Il ne faut donc pas chercher dans
Boussole une histoire narrée en continu, ni une petite fiction légère et divertissante déroulée dans une seule direction. Des temps multiples s'enchâssent dans le temps de cette nuit viennoise, s'étirant du 19e siècle à nos jours, des espaces et des territoires lointains et exotiques pénètrent dans l'espace étriqué de cette chambre obscure, d'Istanbul à Alep ou à Téhéran, faisant de
Boussole un fabuleux puzzle culturel, un roman à tiroirs, une toile complexe tissée entre Orient et Occident, entre hier et aujourd'hui, entre rêve, fantasmes et réalité. le voyage intérieur de Frantz au cours de cette nuit interminable est parsemé d'une multitude d'anecdotes, de souvenirs, de pensées imbriquées, de pistes tracées, de liens tissés, mêlant les moments passés avec Sarah et les universitaires dans les années 90, aux parcours et aux vies d'autres orientalistes des deux derniers siècles. le roman est bourré à chaque page de références culturelles, artistiques et littéraires, brossant ainsi une impressionnante galerie de portraits, dressant une gigantesque liste d'oeuvres et de lieux, flirtant parfois dangereusement avec le catalogue. le lecteur rencontre alors une ribambelle de personnages, illustres pour certains (de
Balzac à Wagner en passant par
Goethe ou Mahler), mais pour bon nombre inconnus : artistes, architectes, musiciens, écrivains oubliés, poètes, princes, explorateurs fous, voyageuses-héroïnes au destin romanesque ou tragique, archéologues-espions, scientifiques, qui ne trouvent d'ordinaire leur place que dans les thèses les plus pointues et les travaux les plus confidentiels, mais à qui l'auteur rend ici hommage en leur conférant une identité, une existence, et en les remettant en lumière dans l'histoire culturelle et artistique occident-orientale, au moins le temps que le regard du lecteur ne parcoure la page, puisque nombre d'entre eux seront hélas bien vite oubliés.
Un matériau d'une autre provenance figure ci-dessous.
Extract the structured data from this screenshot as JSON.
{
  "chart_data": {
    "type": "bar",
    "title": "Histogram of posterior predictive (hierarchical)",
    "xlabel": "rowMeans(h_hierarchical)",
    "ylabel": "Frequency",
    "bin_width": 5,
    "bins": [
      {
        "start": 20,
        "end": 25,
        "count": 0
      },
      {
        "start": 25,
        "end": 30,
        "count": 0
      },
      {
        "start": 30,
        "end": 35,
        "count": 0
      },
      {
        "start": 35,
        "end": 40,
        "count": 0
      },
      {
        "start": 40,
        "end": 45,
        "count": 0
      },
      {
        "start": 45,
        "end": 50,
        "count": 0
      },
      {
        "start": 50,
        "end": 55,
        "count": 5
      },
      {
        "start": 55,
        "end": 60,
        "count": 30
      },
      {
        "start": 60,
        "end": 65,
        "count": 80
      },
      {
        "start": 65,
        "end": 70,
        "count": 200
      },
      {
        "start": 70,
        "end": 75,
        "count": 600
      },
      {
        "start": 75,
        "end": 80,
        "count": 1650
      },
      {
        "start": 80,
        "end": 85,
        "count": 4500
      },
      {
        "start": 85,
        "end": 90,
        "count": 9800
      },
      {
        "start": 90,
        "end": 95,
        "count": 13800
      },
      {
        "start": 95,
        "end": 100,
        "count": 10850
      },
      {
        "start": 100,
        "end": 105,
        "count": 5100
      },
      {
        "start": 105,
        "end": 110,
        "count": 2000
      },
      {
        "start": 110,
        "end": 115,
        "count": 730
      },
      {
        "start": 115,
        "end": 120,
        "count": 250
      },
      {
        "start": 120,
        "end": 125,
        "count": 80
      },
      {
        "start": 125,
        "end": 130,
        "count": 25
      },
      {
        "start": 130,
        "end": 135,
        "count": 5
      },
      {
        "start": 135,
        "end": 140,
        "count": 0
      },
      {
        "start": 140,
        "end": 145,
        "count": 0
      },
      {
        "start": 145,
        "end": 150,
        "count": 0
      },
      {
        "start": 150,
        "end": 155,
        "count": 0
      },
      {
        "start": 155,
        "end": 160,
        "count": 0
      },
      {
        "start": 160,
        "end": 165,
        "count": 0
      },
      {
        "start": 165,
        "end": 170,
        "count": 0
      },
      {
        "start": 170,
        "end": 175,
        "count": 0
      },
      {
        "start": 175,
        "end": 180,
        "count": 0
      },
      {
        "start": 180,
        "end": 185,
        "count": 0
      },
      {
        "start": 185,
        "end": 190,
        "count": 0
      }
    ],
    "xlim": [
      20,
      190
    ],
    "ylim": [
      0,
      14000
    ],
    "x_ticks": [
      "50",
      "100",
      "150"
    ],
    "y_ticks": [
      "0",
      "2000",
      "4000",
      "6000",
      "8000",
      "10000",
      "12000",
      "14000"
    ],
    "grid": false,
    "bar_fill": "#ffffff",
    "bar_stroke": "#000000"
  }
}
Boussole est un roman exigeant qui demande une attention et une implication certaines, par son foisonnement culturel mais aussi par sa langue. D'emblée les premières pages du livre peuvent dérouter voire décourager, enveloppant le lecteur dans une langue riche et inépuisable mais complexe, aux phrases très longues, parcourues de nombreuses subordonnées et usant abondamment de signes de ponctuation d'ordinaire peu employés dans le roman : points virgules, deux points, tirets, parenthèses, venant structurer et rythmer ces longues réflexions égrainées au fil de la pensée insomniaque. Toutefois, la langue est riche sans jamais être austère ni inaccessible, elle est même très souvent drôle, emprunte d'humour pour décrire des personnages hauts en couleur, des situations vécues, l'absurdité de certains comportements et milieux sociaux, ou l'ironie d'événements de l'histoire.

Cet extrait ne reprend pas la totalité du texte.